Robert Heinlein. His works were all over the place, and it would be a mistake to assume that he believed in something just because he wrote it in a fiction novel, so on that front I think he gets a fair amount of undeserved heat. He was pushing the limits of progressivism for his time, tossing out and seemingly defending everything on all sides from fascism to anarchy to direct democracy.
If we discount his fiction, though, since it can be hard to tell from that what he actually believed, then he still falls pretty short by modern standards. A homophobe, almost certainly racist, and although he was practically a feminist by the standards of his time I would have to admit that he's pretty misogynistic by our standards.

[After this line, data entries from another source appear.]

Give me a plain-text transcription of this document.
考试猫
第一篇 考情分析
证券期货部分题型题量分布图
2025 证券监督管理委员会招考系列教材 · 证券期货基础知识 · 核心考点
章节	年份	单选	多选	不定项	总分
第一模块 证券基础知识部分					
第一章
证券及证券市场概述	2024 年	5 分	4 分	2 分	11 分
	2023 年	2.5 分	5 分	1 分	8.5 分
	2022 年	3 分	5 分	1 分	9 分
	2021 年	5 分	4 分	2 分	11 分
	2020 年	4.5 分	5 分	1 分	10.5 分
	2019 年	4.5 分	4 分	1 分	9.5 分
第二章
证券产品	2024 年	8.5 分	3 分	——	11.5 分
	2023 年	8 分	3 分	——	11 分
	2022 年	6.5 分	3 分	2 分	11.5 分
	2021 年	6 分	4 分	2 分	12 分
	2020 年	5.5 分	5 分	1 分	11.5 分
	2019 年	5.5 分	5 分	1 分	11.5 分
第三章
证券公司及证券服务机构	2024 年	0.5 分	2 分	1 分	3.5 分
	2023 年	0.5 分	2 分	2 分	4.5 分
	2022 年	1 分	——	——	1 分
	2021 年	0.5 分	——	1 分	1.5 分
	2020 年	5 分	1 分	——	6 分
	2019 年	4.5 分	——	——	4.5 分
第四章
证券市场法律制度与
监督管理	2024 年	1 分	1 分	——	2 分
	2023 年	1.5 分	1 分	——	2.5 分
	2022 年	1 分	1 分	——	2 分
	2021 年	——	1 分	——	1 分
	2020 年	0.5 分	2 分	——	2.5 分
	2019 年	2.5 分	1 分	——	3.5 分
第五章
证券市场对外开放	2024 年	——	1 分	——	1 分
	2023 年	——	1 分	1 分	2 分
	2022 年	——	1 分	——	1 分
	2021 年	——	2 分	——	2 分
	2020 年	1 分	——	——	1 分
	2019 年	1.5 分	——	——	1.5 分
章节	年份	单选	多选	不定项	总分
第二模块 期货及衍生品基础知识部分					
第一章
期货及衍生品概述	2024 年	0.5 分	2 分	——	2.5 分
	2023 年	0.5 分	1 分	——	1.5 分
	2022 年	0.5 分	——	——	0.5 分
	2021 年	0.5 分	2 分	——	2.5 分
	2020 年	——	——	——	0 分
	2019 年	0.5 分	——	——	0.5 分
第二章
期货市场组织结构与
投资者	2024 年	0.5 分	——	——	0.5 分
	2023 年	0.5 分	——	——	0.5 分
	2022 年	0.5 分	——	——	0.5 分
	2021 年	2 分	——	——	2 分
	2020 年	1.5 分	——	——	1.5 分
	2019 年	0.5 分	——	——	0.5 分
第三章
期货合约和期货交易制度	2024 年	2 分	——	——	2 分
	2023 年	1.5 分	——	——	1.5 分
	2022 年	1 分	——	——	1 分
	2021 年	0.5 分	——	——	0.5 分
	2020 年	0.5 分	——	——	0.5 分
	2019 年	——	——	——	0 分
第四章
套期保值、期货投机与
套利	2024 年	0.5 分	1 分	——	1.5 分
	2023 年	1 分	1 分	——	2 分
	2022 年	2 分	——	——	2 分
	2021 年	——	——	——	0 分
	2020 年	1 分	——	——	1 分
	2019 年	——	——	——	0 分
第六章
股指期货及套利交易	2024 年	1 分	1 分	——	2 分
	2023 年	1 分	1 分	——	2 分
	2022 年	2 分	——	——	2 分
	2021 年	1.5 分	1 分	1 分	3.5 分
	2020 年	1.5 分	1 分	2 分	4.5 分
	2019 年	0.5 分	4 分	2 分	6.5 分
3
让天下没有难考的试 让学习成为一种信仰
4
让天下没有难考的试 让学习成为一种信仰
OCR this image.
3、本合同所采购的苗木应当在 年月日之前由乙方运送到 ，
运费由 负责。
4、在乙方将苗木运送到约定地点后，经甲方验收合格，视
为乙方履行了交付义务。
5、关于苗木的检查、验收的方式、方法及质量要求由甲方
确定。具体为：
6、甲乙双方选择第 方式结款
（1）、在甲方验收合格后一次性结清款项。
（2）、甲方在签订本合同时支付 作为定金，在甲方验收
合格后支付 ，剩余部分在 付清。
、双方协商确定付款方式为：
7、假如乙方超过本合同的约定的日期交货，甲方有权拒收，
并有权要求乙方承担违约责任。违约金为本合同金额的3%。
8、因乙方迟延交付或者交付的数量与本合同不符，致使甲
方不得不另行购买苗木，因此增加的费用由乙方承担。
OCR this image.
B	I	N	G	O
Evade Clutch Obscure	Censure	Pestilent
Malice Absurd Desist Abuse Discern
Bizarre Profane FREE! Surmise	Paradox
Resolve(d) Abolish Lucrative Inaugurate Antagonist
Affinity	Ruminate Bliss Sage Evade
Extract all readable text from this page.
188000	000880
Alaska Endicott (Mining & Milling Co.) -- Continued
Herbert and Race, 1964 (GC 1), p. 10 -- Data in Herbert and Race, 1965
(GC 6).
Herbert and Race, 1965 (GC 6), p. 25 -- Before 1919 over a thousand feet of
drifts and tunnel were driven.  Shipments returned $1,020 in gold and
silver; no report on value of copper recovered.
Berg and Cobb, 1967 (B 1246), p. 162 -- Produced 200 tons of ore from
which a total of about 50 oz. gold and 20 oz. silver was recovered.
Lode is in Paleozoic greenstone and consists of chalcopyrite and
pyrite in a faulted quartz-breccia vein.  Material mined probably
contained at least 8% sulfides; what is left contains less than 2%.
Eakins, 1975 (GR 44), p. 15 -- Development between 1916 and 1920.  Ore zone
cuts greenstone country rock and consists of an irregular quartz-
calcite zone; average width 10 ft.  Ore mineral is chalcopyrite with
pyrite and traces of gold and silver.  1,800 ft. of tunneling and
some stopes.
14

I wish this was more talked about, when people mention classic sci-fi. I'm an avid SF reader, particularly older stuff, and it could almost be a drinking game of how few pages it'll take before you find an offensively outdated reference, no matter how great the book. But every time I've picked up a Heinlein, hoping to find more positive points in classic stuff, I'm left just...feeling ooky. An easy example being the lesser known Friday, with the "happy" part of the extremely unrealistic female protagonist's journey: marrying one of her gang-rapists. I haven't been able to make a dent in my stack of Heinlein's since that nonsense. Too many other great and interesting authors that weren't horrid shitbags.